Tobin's trial took place in Hungary on 7 May 2002 in Tobin's absence albeit in the presence of lawyers acting on Tobin's behalf. Statements made by Tobin after his arrest were ruled to be inadmissible on the basis that they had been translated by his lawyer's daughter. His trial took place under section 187 of the Hungarian criminal code which provides that:

(1) A person who causes grievous bodily harm to another person or persons by violating the rules of public road traffic, by negligence, commits a misdemeanour, and shall be punishable with imprisonment of up to one year, labour in the public interest, or fine.

(2) The punishment shall be

a) imprisonment of up to three years, if the crime causes enduring handicap, serious health injury or mass catastrophe,

b) imprisonment between one to five years, if the crime causes death,

c) imprisonment from two years to eight years, if the crime causes the death of more than two persons or a fatal mass catastrophe.

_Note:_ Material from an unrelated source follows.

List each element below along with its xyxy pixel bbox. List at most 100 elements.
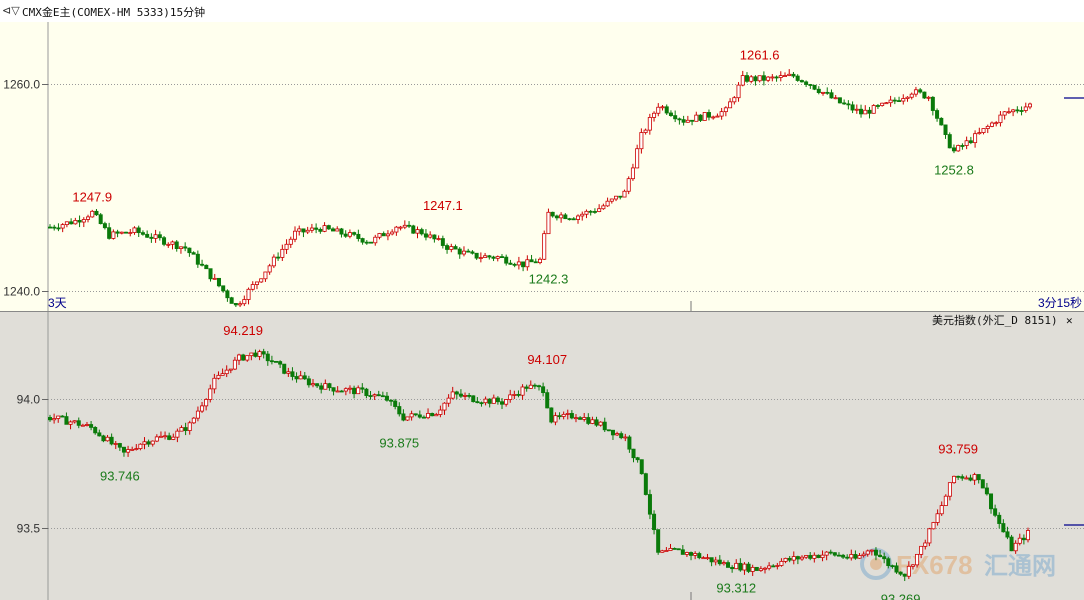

He was convicted and sentenced to three years in prison. On appeal his sentence was amended to allow for the possibility of parole after 18 months.

==Tobin 1==
Meanwhile, Hungary joined the European Union on 1 May 2004, and transposed the European Arrest Warrant framework decision into their national law. Hungary requested the surrender of Tobin by issuing a European Arrest Warrant. However, Justice Michael Peart of the Irish High Court refused the surrender on the basis that Tobin had not "fled" Hungary as required by the Irish legislation which implemented the framework decision, since he left Hungary with the consent of the Hungarian authorities. This decision was later upheld by the Irish Supreme Court. The Irish authorities also refused the Hungarian request to make Tobin serve his time in an Irish prison, an option within the EAW framework decision but never implemented in Ireland.

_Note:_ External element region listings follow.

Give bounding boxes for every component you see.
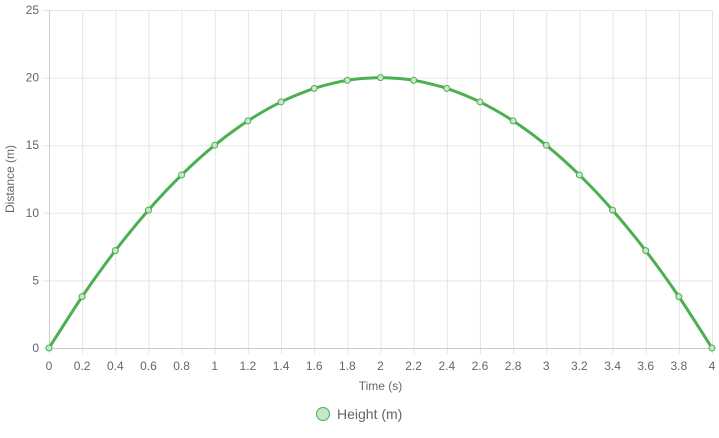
legend-marker-height — [316, 407, 330, 421]
y-axis-title: Distance (m) — [3, 145, 17, 213]
data-point — [178, 171, 186, 179]
x-tick-label: 3.8 — [671, 359, 688, 373]
data-point — [575, 171, 583, 179]
x-tick-label: 0.4 — [107, 359, 124, 373]
y-tick-label: 15 — [26, 138, 40, 152]
x-tick-label: 2.6 — [472, 359, 489, 373]
x-tick-label: 0.8 — [173, 359, 190, 373]
x-tick-label: 3 — [543, 359, 550, 373]
x-tick-label: 2.8 — [505, 359, 522, 373]
data-point — [310, 84, 318, 92]
data-point — [609, 206, 617, 214]
series — [45, 74, 716, 352]
x-tick-label: 3.2 — [571, 359, 588, 373]
x-tick-label: 4 — [709, 359, 716, 373]
x-tick-label: 1.2 — [240, 359, 257, 373]
data-point — [410, 76, 418, 84]
x-tick-label: 2 — [377, 359, 384, 373]
x-tick-label: 3.6 — [637, 359, 654, 373]
data-point — [509, 117, 517, 125]
tick-labels: 0 0.2 0.4 0.6 0.8 1 1.2 1.4 1.6 1.8 2 2.2 2.4 2.6 2.8 3… — [26, 3, 716, 373]
x-tick-label: 0 — [46, 359, 53, 373]
y-tick-label: 10 — [26, 206, 40, 220]
x-tick-label: 2.4 — [438, 359, 455, 373]
data-point — [111, 247, 119, 255]
x-axis-title: Time (s) — [359, 379, 403, 393]
data-point — [542, 141, 550, 149]
legend[interactable]: Height (m) — [316, 406, 403, 422]
data-point — [343, 76, 351, 84]
y-tick-label: 0 — [32, 341, 39, 355]
data-point — [675, 293, 683, 301]
x-tick-label: 1.6 — [306, 359, 323, 373]
data-point — [277, 98, 285, 106]
legend-label-height: Height (m) — [337, 406, 402, 422]
y-tick-label: 5 — [32, 273, 39, 287]
data-point — [45, 344, 53, 352]
axes — [49, 10, 712, 349]
x-tick-label: 1.4 — [273, 359, 290, 373]
data-point — [377, 74, 384, 82]
data-point — [443, 84, 451, 92]
y-tick-label: 25 — [26, 3, 40, 17]
grid — [43, 10, 713, 354]
x-tick-label: 0.2 — [74, 359, 91, 373]
data-point — [708, 344, 716, 352]
data-point — [244, 117, 252, 125]
data-point — [211, 141, 219, 149]
data-point — [476, 98, 484, 106]
data-point — [144, 206, 152, 214]
x-tick-label: 3.4 — [604, 359, 621, 373]
data-point — [78, 293, 86, 301]
x-tick-label: 2.2 — [405, 359, 422, 373]
x-tick-label: 0.6 — [140, 359, 157, 373]
data-point — [642, 247, 650, 255]
x-tick-label: 1.8 — [339, 359, 356, 373]
y-tick-label: 20 — [26, 71, 40, 85]
x-tick-label: 1 — [211, 359, 218, 373]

Hungary, on the other hand, strongly disagreed with this interpretation of the EAW law and the word "flee". Hungary argued that anyone not returning to serve his or her sentence is fleeing from justice. Hungary kept the warrant in effect as the Irish decision has no bearing for other EU members. Hungary also explored other legal options, including turning to various EU fora, to enforce its court's decision.

==Tobin 2==
In 2009, Ireland amended its domestic EAW legislation to bring it into line with the EAW framework decision by removing the requirement that, in conviction cases, a person the subject of an EAW had "fled" the issuing country. An amendment which came into force on 29 August 2009. On 17 September 2010, Hungary issued a new European Arrest Warrant seeking Tobin's arrest and surrender. Tobin was arrested on 10 November 2009 and his surrender was ordered on 11 February 2011 by Justice Peart, the same High Court judge who had previously refused the surrender.

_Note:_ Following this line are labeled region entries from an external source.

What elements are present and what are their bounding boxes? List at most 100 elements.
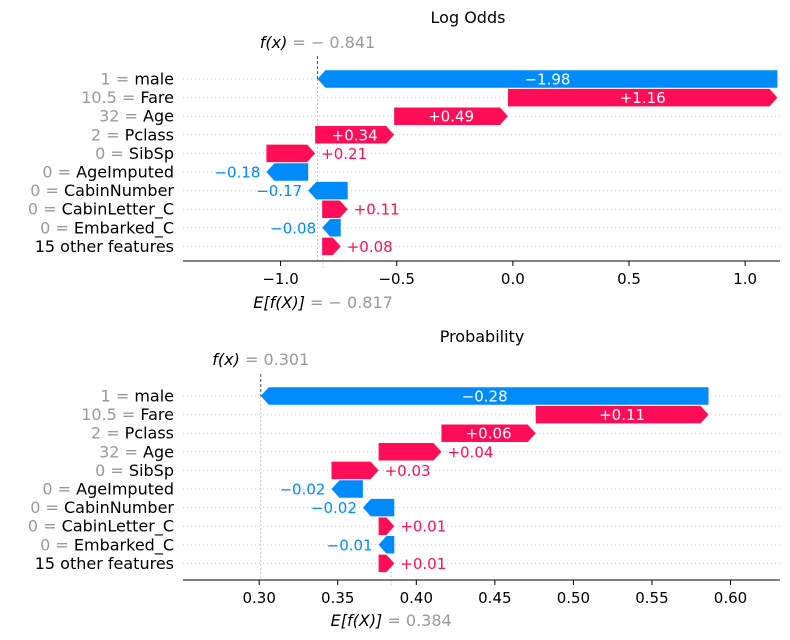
- waterfall-panel-1: Log Odds f(x) = − 0.841 −1.98 1 = male +1.16…: [28, 8, 780, 312]
- feature-label: 10.5 = Fare: [81, 88, 174, 107]
- bar-value-label: +0.08: [347, 238, 393, 256]
- feature-label: 1 = male: [101, 70, 174, 89]
- bar-cabinletter-c: [322, 200, 348, 218]
- bar-pclass: [441, 424, 536, 442]
- bar-value-label: +0.11: [599, 406, 645, 424]
- feature-label: 0 = Embarked_C: [40, 535, 174, 555]
- fx-label-name: f(x): [260, 33, 293, 52]
- bar-value-label: +1.16: [620, 89, 666, 107]
- feature-label: 2 = Pclass: [91, 125, 174, 144]
- bar-age: [394, 107, 508, 125]
- bar-value-label: +0.11: [354, 201, 400, 219]
- feature-name: CabinLetter_C: [62, 517, 174, 537]
- feature-label: 0 = Embarked_C: [40, 218, 174, 238]
- x-tick-label: −1.0: [262, 270, 298, 288]
- fx-label-name: f(x): [212, 350, 245, 369]
- fx-label: f(x) = 0.301: [212, 350, 309, 369]
- x-tick-label: 0.35: [321, 589, 354, 607]
- fx-label-value: = − 0.841: [292, 33, 375, 52]
- feature-value: 0 =: [28, 517, 62, 536]
- feature-name: AgeImputed: [76, 480, 174, 499]
- bar-sibsp: [266, 144, 316, 163]
- bar-value-label: −0.02: [311, 499, 357, 517]
- bar-value-label: +0.21: [321, 145, 367, 163]
- feature-label: 32 = Age: [99, 442, 174, 461]
- feature-label: 0 = SibSp: [95, 144, 174, 163]
- bar-15-other-features: [378, 554, 395, 573]
- feature-value: 10.5 =: [81, 88, 140, 107]
- x-tick-label: 0.45: [478, 589, 511, 607]
- bar-value-label: +0.01: [400, 555, 446, 573]
- feature-value: 0 =: [42, 480, 76, 499]
- feature-value: 1 =: [101, 387, 135, 406]
- bar-value-label: +0.04: [447, 443, 493, 461]
- feature-value: 32 =: [99, 442, 143, 461]
- base-label-value: = − 0.817: [310, 293, 393, 312]
- bar-cabinletter-c: [378, 517, 395, 535]
- feature-value: 0 =: [28, 200, 62, 219]
- feature-name: Age: [143, 107, 174, 126]
- bar-value-label: −0.08: [270, 219, 316, 237]
- bar-value-label: +0.03: [385, 462, 431, 480]
- x-tick-label: 0.5: [617, 270, 641, 288]
- bar-male: [260, 387, 709, 405]
- feature-value: 0 =: [42, 163, 76, 182]
- feature-label: 0 = CabinLetter_C: [28, 200, 174, 220]
- feature-label: 0 = CabinLetter_C: [28, 517, 174, 537]
- feature-value: 0 =: [40, 535, 74, 554]
- feature-value: 0 =: [30, 181, 64, 200]
- feature-label: 15 other features: [35, 237, 174, 256]
- bar-value-label: −0.18: [214, 164, 260, 182]
- bar-value-label: −0.17: [256, 182, 302, 200]
- bar-value-label: +0.06: [466, 425, 512, 443]
- feature-name: 15 other features: [35, 554, 174, 573]
- feature-value: 1 =: [101, 70, 135, 89]
- feature-label: 2 = Pclass: [91, 424, 174, 443]
- x-tick-label: 0.55: [635, 589, 668, 607]
- base-label-name: E[f(X)]: [253, 293, 310, 312]
- feature-label: 0 = CabinNumber: [30, 498, 174, 517]
- feature-name: CabinNumber: [64, 181, 174, 200]
- x-tick-label: 0.40: [400, 589, 433, 607]
- x-tick-label: 1.0: [733, 270, 757, 288]
- x-tick-label: 0.60: [714, 589, 747, 607]
- bar-ageimputed: [266, 163, 309, 181]
- feature-name: Embarked_C: [74, 535, 174, 555]
- bar-value-label: −0.02: [279, 481, 325, 499]
- bar-value-label: −1.98: [524, 71, 570, 89]
- bar-cabinnumber: [362, 498, 395, 517]
- bar-pclass: [315, 126, 395, 144]
- bar-value-label: −0.28: [462, 388, 508, 406]
- bar-value-label: −0.01: [327, 536, 373, 554]
- waterfall-panel-2: Probability f(x) = 0.301 −0.28 1 = male +0.1…: [28, 327, 780, 630]
- x-tick-label: 0.0: [501, 270, 525, 288]
- chart-title: Log Odds: [431, 8, 506, 27]
- feature-value: 2 =: [91, 424, 125, 443]
- feature-name: CabinNumber: [64, 498, 174, 517]
- x-tick-label: 0.30: [242, 589, 275, 607]
- bar-age: [378, 443, 442, 461]
- feature-label: 10.5 = Fare: [81, 405, 174, 424]
- feature-name: 15 other features: [35, 237, 174, 256]
- feature-label: 15 other features: [35, 554, 174, 573]
- base-label-name: E[f(X)]: [331, 611, 388, 630]
- feature-value: 2 =: [91, 125, 125, 144]
- feature-label: 32 = Age: [99, 107, 174, 126]
- base-label-value: = 0.384: [387, 611, 451, 630]
- feature-name: Fare: [140, 405, 174, 424]
- bar-embarked-c: [322, 219, 341, 237]
- feature-value: 0 =: [95, 144, 129, 163]
- bar-fare: [535, 405, 709, 424]
- feature-name: Pclass: [125, 125, 174, 144]
- feature-label: 0 = CabinNumber: [30, 181, 174, 200]
- bar-value-label: +0.34: [332, 126, 378, 144]
- feature-value: 32 =: [99, 107, 143, 126]
- x-tick-label: 0.50: [557, 589, 590, 607]
- feature-value: 0 =: [95, 461, 129, 480]
- feature-name: Fare: [140, 88, 174, 107]
- feature-label: 0 = AgeImputed: [42, 480, 174, 499]
- feature-value: 10.5 =: [81, 405, 140, 424]
- feature-label: 0 = SibSp: [95, 461, 174, 480]
- feature-label: 1 = male: [101, 387, 174, 406]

However, Tobin was again successful in gaining the leave of the High Court to appeal its decision. Notwithstanding this Ciaran Tobin voluntarily entered custody in Ireland on 9 November 2011 on the basis that any time spent in prison in Ireland will be deducted from any time in prison that he might ultimately spend in Hungary.

Tobin won the appeal against surrender on 19 June 2012 when the Supreme Court over-ruled the High Court on a three to two majority.

==In prison==
On 14 January 2014 Tobin voluntarily returned to Hungary to begin his prison sentence in a Hungarian jail. As a part of an agreement with the Hungarian Minister of Justice, Tibor Navracsics, on 17 January Tobin flew back to Ireland to serve the remainder of his time there. On 5 February 2014 Mr Tobin sent a letter to the family of the deceased children in which he expressed his regret and apologized. According to the lawyer of the family, the father sees it as a kind of closing of the case.